Max Mermelstein, a real-life drug smuggler and character in the show, wrote a book that describes this last moment between Dario and Griselda Blanco, the final ripping apart of their marriage. “For writers Eric Newman, Ingrid Escajeda, Andy Baiz and I, when we were structuring the story, the way we do it is we have tentpoles from the truth, and those become what we build the larger story around,” explains writer Doug Miro. “Mainly the dynamic is what we took, not the location, not what was happening.”

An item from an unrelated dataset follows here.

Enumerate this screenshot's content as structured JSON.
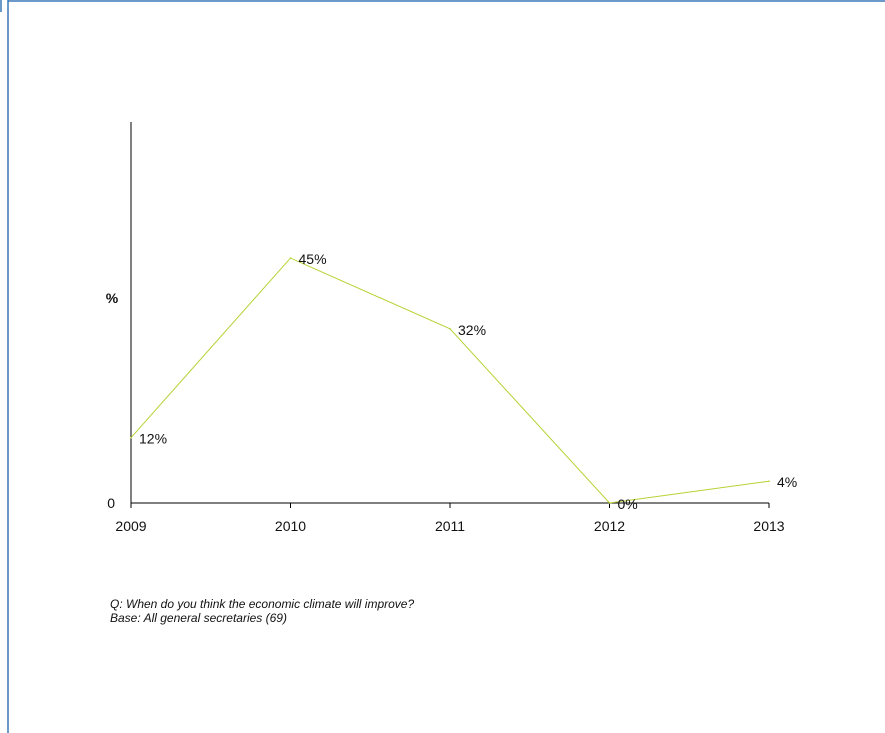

Despite several details of the script being exaggerations of Blanco’s story, the truth is stranger than fiction, and Blanco’s gun antics are no fable. “She did pull a gun at a party like this,” notes Miro. “She was famous for once forcing her guests to have sex at gunpoint. We changed it to his birthday. We decided to have one big party that really made for the claustrophobia, because the other piece that’s here is that paranoia, for Griselda, is a big part of her story.” Over the course of the show, she is followed by detectives, causing her to constantly look over her shoulder out of fear. “The reason we were able to do her downfall like this, in one episode, is we’d been seeding that paranoia throughout,” Miro says.
While many episodes evolved a great deal through drafts, this scene remained mostly in its original form. “It was really built around a line that Dario, at least in the reporting, actually did say, which was: ‘You ruined your boys, and I’m worried you’re going to ruin ours, too.’ Which was really the sentiment that drove him to leave Griselda in life, and in our story. That becomes an inversion of the typical gender roles — it starts in that typical way of, like, a jilted wife. But then in Griselda fashion, she turns it upside down really quickly.”
“The advantage is this is built from the prior scenes between the two of them, where she’s already accused him of being a mole,” says Miro. “We know she’s been doing drugs. We know she’s in a very unstable spot.” Such intense dialogue required finesse from the directors and actors. “For Sofía to transition the way she did from doing comedy, where you never have a scene like this, where the shifts are so dramatic … you have to go from being vulnerable to the jilted wife to then belittling this guy who’s pretty much the coolest guy in the room. Sofía is so powerful in those moments, and that’s what makes them so believable,” explains Miro. “When she says, ‘I’m a terrible fucking mother, a terrible fucking wife’ … Sofia is a mother. She has been a wife. You’re suddenly empathizing with her.”
In the final cut of the episode, Griselda actually doesn’t point her gun at Dario. Instead, she immediately starts shooting his car. “Her line is more powerful when she just turns and shoots the car, and that’s the zinger at the end,” says Miro. Referring to the camera following her through the party post shootout, he adds, “That was essential, when we designed the show, it being as much in her visceral point of view as possible.”
Miro describes the aftermath of Griselda’s ammo-fueled meltdown as “the worst moment in high school, where you’re totally exposed and embarrassed.” She’s lost her power and control after her public meltdown. Immediately following these pages, she forces guests to have sex in front of her. “When I read about Griselda doing this at parties, we spent a lot of time discussing why. And what we came to understand was it was to demonstrate her power.”